When to use it: your child's homework — safer than ChatGPT because it won't just give them the answer.
7. Photomath
Best for: maths homework. Take a photo of a maths problem — it gives you step-by-step worked solutions. Free tier: yes, with paid upgrades.
When to use it: Grade 6-12 maths. Especially good for algebra, geometry, trig.

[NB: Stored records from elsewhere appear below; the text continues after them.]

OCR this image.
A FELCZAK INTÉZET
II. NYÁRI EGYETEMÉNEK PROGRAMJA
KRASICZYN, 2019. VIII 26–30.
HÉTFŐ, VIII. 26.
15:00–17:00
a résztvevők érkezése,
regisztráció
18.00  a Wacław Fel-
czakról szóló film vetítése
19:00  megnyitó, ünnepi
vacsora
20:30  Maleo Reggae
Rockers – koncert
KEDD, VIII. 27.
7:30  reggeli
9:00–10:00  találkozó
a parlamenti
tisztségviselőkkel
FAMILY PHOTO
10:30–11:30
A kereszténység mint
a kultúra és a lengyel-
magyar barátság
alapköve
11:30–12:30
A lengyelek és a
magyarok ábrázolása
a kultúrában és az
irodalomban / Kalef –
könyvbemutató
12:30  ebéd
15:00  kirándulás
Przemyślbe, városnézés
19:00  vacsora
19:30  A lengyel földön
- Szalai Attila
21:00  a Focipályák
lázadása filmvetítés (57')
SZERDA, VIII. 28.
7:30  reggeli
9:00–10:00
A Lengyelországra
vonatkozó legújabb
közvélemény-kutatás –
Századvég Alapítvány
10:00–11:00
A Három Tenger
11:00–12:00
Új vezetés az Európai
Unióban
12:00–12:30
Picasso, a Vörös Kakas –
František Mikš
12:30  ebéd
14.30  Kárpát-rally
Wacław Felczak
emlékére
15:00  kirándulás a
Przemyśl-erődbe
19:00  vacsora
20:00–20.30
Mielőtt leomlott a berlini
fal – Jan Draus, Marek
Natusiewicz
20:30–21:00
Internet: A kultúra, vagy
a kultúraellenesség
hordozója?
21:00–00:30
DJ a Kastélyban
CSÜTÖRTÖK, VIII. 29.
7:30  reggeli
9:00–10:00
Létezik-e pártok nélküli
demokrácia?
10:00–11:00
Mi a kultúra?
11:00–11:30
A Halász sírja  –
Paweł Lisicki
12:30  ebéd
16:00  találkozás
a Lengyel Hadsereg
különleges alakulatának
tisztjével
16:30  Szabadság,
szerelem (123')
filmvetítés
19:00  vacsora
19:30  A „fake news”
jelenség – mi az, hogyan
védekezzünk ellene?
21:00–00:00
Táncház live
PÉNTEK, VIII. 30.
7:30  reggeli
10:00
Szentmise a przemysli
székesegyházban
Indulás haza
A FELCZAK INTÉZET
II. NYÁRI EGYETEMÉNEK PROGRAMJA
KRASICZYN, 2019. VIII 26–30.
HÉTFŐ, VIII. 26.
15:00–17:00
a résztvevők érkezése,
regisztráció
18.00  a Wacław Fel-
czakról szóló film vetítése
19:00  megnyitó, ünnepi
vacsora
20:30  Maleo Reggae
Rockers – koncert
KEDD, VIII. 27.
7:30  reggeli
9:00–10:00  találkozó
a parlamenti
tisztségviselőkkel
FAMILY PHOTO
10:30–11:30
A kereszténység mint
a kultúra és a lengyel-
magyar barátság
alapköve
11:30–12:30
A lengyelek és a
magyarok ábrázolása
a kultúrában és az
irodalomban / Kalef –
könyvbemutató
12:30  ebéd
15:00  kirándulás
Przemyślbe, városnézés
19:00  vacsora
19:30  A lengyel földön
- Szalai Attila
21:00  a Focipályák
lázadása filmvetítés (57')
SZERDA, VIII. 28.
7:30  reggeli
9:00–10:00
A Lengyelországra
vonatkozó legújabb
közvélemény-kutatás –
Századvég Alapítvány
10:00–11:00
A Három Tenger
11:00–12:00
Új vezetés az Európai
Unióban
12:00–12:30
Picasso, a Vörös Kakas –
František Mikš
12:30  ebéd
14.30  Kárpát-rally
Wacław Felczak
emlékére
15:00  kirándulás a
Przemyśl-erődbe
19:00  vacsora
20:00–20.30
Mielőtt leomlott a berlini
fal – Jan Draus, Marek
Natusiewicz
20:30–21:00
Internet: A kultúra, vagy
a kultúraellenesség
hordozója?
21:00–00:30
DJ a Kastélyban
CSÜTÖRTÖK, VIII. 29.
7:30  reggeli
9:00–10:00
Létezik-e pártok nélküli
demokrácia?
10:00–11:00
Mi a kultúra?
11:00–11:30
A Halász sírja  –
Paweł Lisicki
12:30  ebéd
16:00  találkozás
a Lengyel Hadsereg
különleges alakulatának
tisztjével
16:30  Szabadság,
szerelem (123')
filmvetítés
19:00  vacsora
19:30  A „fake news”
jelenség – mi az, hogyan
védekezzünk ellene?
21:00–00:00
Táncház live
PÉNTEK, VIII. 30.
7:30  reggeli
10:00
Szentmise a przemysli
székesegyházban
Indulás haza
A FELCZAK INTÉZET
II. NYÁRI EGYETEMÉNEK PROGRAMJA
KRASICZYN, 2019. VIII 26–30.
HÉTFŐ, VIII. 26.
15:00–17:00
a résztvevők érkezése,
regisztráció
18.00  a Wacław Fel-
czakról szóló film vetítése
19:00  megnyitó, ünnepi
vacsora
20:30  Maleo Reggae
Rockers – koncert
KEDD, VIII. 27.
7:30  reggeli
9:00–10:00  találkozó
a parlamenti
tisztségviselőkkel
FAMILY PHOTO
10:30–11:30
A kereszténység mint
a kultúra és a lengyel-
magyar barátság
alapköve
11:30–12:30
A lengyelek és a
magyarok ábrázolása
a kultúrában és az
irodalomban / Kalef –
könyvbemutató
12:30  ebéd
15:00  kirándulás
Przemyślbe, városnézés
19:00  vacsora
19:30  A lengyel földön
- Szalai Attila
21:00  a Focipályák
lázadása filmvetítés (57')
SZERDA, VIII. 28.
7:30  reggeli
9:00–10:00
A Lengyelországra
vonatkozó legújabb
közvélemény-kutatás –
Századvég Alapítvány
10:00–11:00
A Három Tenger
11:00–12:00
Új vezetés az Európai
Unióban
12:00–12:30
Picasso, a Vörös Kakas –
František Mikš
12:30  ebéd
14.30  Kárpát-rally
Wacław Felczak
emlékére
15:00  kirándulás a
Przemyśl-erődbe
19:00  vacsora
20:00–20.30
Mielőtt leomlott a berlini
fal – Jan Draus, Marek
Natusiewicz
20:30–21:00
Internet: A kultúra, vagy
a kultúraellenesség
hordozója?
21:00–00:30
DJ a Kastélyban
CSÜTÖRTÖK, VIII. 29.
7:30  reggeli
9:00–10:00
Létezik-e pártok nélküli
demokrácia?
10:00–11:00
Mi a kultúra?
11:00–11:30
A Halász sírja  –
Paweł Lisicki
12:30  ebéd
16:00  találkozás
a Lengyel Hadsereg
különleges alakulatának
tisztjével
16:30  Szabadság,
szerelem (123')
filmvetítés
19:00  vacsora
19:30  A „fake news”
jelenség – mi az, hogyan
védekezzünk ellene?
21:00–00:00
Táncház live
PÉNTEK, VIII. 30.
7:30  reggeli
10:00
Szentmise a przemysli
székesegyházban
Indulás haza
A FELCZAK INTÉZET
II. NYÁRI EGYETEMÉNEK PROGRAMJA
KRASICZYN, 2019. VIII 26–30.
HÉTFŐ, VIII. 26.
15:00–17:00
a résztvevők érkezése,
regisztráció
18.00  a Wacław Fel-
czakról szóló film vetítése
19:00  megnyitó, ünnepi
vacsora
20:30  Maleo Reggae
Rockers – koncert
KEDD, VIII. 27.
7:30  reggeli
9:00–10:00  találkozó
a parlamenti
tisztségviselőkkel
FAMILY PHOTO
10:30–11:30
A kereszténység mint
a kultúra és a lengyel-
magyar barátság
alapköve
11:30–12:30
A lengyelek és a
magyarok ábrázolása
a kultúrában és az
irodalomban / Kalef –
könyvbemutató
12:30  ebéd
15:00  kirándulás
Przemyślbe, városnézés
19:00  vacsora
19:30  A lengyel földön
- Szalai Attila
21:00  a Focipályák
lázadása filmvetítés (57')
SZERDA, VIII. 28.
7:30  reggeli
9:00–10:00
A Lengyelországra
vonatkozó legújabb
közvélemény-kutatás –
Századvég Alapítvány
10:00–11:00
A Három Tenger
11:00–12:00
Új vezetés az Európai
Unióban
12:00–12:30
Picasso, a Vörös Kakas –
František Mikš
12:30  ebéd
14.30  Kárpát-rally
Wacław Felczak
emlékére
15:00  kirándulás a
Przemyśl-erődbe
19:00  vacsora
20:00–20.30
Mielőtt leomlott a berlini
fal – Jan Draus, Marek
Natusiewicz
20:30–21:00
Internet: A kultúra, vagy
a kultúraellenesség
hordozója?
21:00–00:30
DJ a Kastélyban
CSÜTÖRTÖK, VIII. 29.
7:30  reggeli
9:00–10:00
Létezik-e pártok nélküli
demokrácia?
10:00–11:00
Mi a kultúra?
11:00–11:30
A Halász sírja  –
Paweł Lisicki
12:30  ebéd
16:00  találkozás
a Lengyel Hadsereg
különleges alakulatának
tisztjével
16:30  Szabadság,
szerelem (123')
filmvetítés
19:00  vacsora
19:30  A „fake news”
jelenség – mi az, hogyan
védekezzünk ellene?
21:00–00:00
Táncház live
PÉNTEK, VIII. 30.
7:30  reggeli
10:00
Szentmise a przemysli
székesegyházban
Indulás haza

Which to pick for which job — decision table
| Task | Best tool |
|---|---|
| Writing an important email / report | Claude |
| Brainstorming ideas | ChatGPT |
| Research with citations | Perplexity |
| Current events / "what happened this week" | Gemini |
| Studying a specific PDF / textbook | NotebookLM |
| Child\'s homework (safer tutoring) | Khanmigo |
| Maths problem solved step-by-step | Photomath |
| Image generation (posters, social media) | ChatGPT (paid) or Gemini |
The "use two AIs" trick
Pro move: ask the same question to ChatGPT AND Claude. Compare the answers. The overlap is where both agree — probably true. The divergence is where to be suspicious. This simple "two-AI check" catches hallucination better than any single model.
What NOT to pay for
- AI-writer tools (Jasper, Copy.ai) that cost $50/month. They\'re wrappers around ChatGPT/Claude. You can get 90% of the value from the underlying models directly.
- AI resume builders. Paste your existing CV into Claude and ask "rewrite this for [job description]." Free, better.
- Obscure AI chatbots that appear in WhatsApp. Many are thin ChatGPT wrappers with data-privacy concerns. Use the real thing.